Arizona Air Service was forced out of business by the depression. Thornburg worked nine years as a pilot for TWA. It was whilst with TWA that on Jan 15th 1937, Jack Thornburg took the first Beech Model 18 on its maiden flight.

He enlisted in the Navy in 1940. His new assignment was as Naval Air Transport Service operations officer for the Caribbean and South America. According to his obituary, published in the Oakland Tribune on Feb. 26, 1972, Commander Thornburg won the Distinguished Flying Cross in 1945, when he flew the first Douglas C-54 Skymaster transport plane into Iwo Jima and Okinawa in the evacuation of more than 9,000 wartime casualties, despite extremely unfavorable weather conditions. His outfit, the Naval Air Transport Service evacuation squadron, (VRE-1), received the Navy Unit Commendation for outstanding heroism in support of the Okinawa campaign operations.

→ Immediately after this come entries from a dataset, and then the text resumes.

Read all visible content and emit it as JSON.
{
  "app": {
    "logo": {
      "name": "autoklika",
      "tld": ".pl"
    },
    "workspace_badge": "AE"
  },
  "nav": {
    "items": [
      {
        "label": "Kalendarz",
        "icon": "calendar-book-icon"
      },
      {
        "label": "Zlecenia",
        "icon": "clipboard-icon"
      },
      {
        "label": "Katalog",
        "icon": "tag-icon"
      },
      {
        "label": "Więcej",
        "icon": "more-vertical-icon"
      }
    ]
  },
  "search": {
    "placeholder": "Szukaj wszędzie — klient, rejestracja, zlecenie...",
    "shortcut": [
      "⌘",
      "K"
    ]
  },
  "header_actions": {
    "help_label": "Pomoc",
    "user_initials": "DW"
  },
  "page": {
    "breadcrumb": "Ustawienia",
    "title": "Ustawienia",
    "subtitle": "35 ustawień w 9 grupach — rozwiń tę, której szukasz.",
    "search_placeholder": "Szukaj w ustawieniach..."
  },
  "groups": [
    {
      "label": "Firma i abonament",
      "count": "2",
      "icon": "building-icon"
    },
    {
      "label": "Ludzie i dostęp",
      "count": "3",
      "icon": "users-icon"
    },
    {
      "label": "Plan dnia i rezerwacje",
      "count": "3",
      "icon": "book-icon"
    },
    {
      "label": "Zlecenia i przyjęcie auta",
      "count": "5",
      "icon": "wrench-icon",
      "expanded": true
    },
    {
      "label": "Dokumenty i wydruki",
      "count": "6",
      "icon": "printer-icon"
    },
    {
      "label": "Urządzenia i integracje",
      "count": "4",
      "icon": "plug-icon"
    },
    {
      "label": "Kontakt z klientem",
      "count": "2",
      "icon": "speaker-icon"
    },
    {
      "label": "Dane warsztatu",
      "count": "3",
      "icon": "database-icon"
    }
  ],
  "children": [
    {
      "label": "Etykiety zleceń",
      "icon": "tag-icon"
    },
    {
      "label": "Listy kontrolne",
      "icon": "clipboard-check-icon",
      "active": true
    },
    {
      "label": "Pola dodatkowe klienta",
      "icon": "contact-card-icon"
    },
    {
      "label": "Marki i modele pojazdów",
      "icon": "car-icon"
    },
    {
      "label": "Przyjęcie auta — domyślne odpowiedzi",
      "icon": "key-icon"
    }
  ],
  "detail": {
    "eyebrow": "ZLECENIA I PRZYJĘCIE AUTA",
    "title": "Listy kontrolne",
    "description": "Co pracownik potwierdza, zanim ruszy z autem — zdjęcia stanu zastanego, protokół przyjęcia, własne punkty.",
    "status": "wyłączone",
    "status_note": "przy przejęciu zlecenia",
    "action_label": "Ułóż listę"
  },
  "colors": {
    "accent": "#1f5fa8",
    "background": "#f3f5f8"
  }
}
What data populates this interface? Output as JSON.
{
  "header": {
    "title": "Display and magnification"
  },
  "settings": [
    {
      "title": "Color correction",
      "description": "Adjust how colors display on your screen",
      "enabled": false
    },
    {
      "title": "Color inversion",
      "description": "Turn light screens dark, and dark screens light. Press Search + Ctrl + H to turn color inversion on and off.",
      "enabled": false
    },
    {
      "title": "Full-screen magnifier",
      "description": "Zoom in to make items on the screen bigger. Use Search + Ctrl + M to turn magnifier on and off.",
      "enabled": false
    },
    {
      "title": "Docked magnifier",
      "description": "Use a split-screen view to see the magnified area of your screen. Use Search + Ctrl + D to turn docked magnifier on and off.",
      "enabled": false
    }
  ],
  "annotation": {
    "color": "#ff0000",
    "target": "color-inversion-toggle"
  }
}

Out of the Navy in 1946, Thornburg joined Waterman Airlines as vice-president and general manager. The company’s six-plane fleet consisted of two DC-4s and four DC-3s, with which he operated a non-scheduled service to Puerto Rico, Central America, England, Germany, and South Africa, and an intrastate line between six Alabama cities. In early 1947, at the age of 45, he was picked by Waterman to run TACA Airways, S.A., a struggling Central American airline acquired by his parent company, Waterman Steamship Corp. Waterman controlled TACA until 1961, but Jack Thornburg was gone by then, having formed Thornburg Engineering and bought ranchland in San Diego County. He died in Santa Ysabel, CA, in 1972.